Overview of the Claims Process
Every insurance claim follows a similar journey, regardless of the type of insurance. Understanding this process helps you navigate it efficiently and avoid costly mistakes.
- Incident occurs — An accident, theft, storm damage, or other covered event happens.
- Immediate action — Ensure safety first. Prevent further damage where possible (this is actually a policy requirement called the “duty to mitigate”).

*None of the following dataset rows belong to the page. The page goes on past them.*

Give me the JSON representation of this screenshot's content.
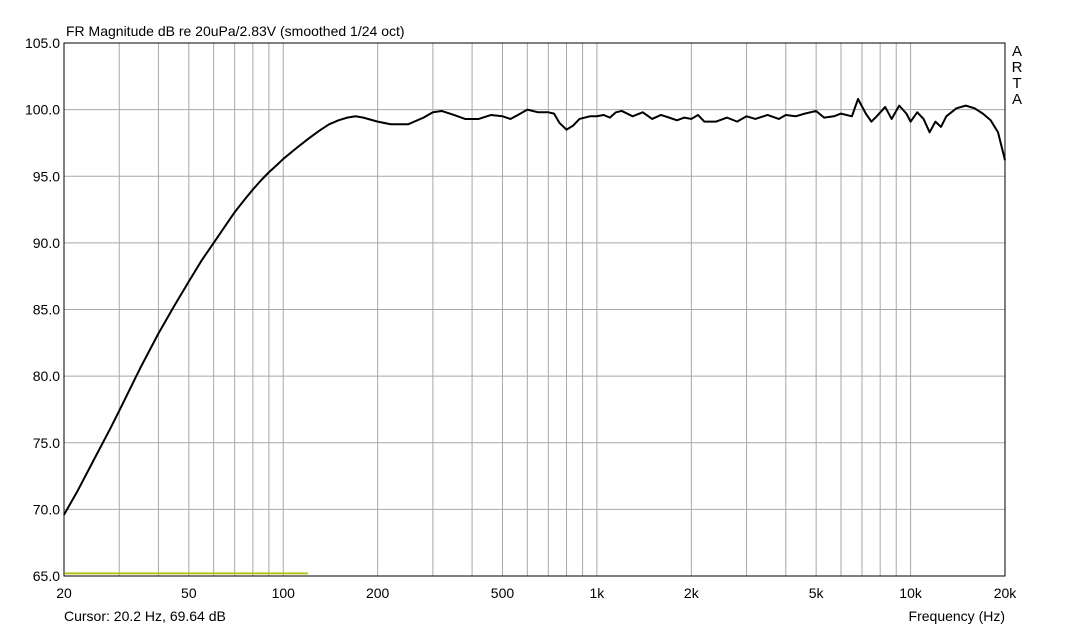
{
  "chart_data": {
    "type": "line",
    "title": "FR Magnitude dB re 20uPa/2.83V (smoothed 1/24 oct)",
    "xlabel": "Frequency (Hz)",
    "ylabel": "",
    "x_scale": "log",
    "xlim": [
      20,
      20000
    ],
    "ylim": [
      65,
      105
    ],
    "grid": true,
    "x_ticks": [
      {
        "value": 20,
        "label": "20"
      },
      {
        "value": 50,
        "label": "50"
      },
      {
        "value": 100,
        "label": "100"
      },
      {
        "value": 200,
        "label": "200"
      },
      {
        "value": 500,
        "label": "500"
      },
      {
        "value": 1000,
        "label": "1k"
      },
      {
        "value": 2000,
        "label": "2k"
      },
      {
        "value": 5000,
        "label": "5k"
      },
      {
        "value": 10000,
        "label": "10k"
      },
      {
        "value": 20000,
        "label": "20k"
      }
    ],
    "x_minor_grid": [
      30,
      40,
      50,
      60,
      70,
      80,
      90,
      100,
      200,
      300,
      400,
      500,
      600,
      700,
      800,
      900,
      1000,
      2000,
      3000,
      4000,
      5000,
      6000,
      7000,
      8000,
      9000,
      10000
    ],
    "y_ticks": [
      {
        "value": 105,
        "label": "105.0"
      },
      {
        "value": 100,
        "label": "100.0"
      },
      {
        "value": 95,
        "label": "95.0"
      },
      {
        "value": 90,
        "label": "90.0"
      },
      {
        "value": 85,
        "label": "85.0"
      },
      {
        "value": 80,
        "label": "80.0"
      },
      {
        "value": 75,
        "label": "75.0"
      },
      {
        "value": 70,
        "label": "70.0"
      },
      {
        "value": 65,
        "label": "65.0"
      }
    ],
    "series": [
      {
        "color": "#000000",
        "points": [
          [
            20,
            69.6
          ],
          [
            22,
            71.3
          ],
          [
            25,
            73.8
          ],
          [
            28,
            76.0
          ],
          [
            30,
            77.4
          ],
          [
            35,
            80.6
          ],
          [
            40,
            83.2
          ],
          [
            45,
            85.3
          ],
          [
            50,
            87.1
          ],
          [
            55,
            88.7
          ],
          [
            60,
            90.0
          ],
          [
            65,
            91.2
          ],
          [
            70,
            92.3
          ],
          [
            75,
            93.2
          ],
          [
            80,
            94.0
          ],
          [
            85,
            94.7
          ],
          [
            90,
            95.3
          ],
          [
            95,
            95.8
          ],
          [
            100,
            96.3
          ],
          [
            110,
            97.1
          ],
          [
            120,
            97.8
          ],
          [
            130,
            98.4
          ],
          [
            140,
            98.9
          ],
          [
            150,
            99.2
          ],
          [
            160,
            99.4
          ],
          [
            170,
            99.5
          ],
          [
            180,
            99.4
          ],
          [
            200,
            99.1
          ],
          [
            220,
            98.9
          ],
          [
            250,
            98.9
          ],
          [
            280,
            99.4
          ],
          [
            300,
            99.8
          ],
          [
            320,
            99.9
          ],
          [
            350,
            99.6
          ],
          [
            380,
            99.3
          ],
          [
            420,
            99.3
          ],
          [
            460,
            99.6
          ],
          [
            500,
            99.5
          ],
          [
            530,
            99.3
          ],
          [
            560,
            99.6
          ],
          [
            600,
            100.0
          ],
          [
            650,
            99.8
          ],
          [
            700,
            99.8
          ],
          [
            730,
            99.7
          ],
          [
            760,
            99.0
          ],
          [
            800,
            98.5
          ],
          [
            840,
            98.8
          ],
          [
            880,
            99.3
          ],
          [
            950,
            99.5
          ],
          [
            1000,
            99.5
          ],
          [
            1050,
            99.6
          ],
          [
            1100,
            99.4
          ],
          [
            1150,
            99.8
          ],
          [
            1200,
            99.9
          ],
          [
            1300,
            99.5
          ],
          [
            1400,
            99.8
          ],
          [
            1500,
            99.3
          ],
          [
            1600,
            99.6
          ],
          [
            1700,
            99.4
          ],
          [
            1800,
            99.2
          ],
          [
            1900,
            99.4
          ],
          [
            2000,
            99.3
          ],
          [
            2100,
            99.6
          ],
          [
            2200,
            99.1
          ],
          [
            2400,
            99.1
          ],
          [
            2600,
            99.4
          ],
          [
            2800,
            99.1
          ],
          [
            3000,
            99.5
          ],
          [
            3200,
            99.3
          ],
          [
            3500,
            99.6
          ],
          [
            3800,
            99.3
          ],
          [
            4000,
            99.6
          ],
          [
            4300,
            99.5
          ],
          [
            4600,
            99.7
          ],
          [
            5000,
            99.9
          ],
          [
            5300,
            99.4
          ],
          [
            5700,
            99.5
          ],
          [
            6000,
            99.7
          ],
          [
            6500,
            99.5
          ],
          [
            6800,
            100.8
          ],
          [
            7200,
            99.7
          ],
          [
            7500,
            99.1
          ],
          [
            7800,
            99.5
          ],
          [
            8300,
            100.2
          ],
          [
            8700,
            99.3
          ],
          [
            9200,
            100.3
          ],
          [
            9700,
            99.7
          ],
          [
            10000,
            99.1
          ],
          [
            10500,
            99.8
          ],
          [
            11000,
            99.3
          ],
          [
            11500,
            98.3
          ],
          [
            12000,
            99.1
          ],
          [
            12500,
            98.7
          ],
          [
            13000,
            99.5
          ],
          [
            14000,
            100.1
          ],
          [
            15000,
            100.3
          ],
          [
            16000,
            100.1
          ],
          [
            17000,
            99.7
          ],
          [
            18000,
            99.2
          ],
          [
            19000,
            98.3
          ],
          [
            20000,
            96.2
          ]
        ]
      }
    ],
    "cursor_marker": {
      "color": "#b5c21c",
      "x_end": 120,
      "y": 65.2
    }
  },
  "brand": {
    "letters": [
      "A",
      "R",
      "T",
      "A"
    ]
  },
  "cursor_readout": "Cursor: 20.2 Hz, 69.64 dB"
}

- Notify your insurer — Report the incident within the timeframe specified in your policy (usually 24–72 hours). Late notification can result in your claim being denied.
- Claim registration — The insurer assigns a claim number and a claims handler to your case.
- Documentation — You provide evidence: photos, receipts, police reports, medical records, repair quotes.
- Assessment — A loss adjuster may visit to inspect the damage and verify your claim.
- Decision — The insurer approves, partially approves, or denies your claim.
- Settlement — If approved, payment is made to you or directly to the repairer/service provider.
The Role of Loss Adjusters
A loss adjuster is an independent professional appointed by the insurer to investigate and assess your claim. They will:
- Visit the site to inspect damage
- Review your policy to confirm coverage
- Assess the value of the loss
- Write a report recommending a settlement amount
Remember: the loss adjuster works for the insurer, not for you. Be cooperative and honest, but also ensure your interests are represented.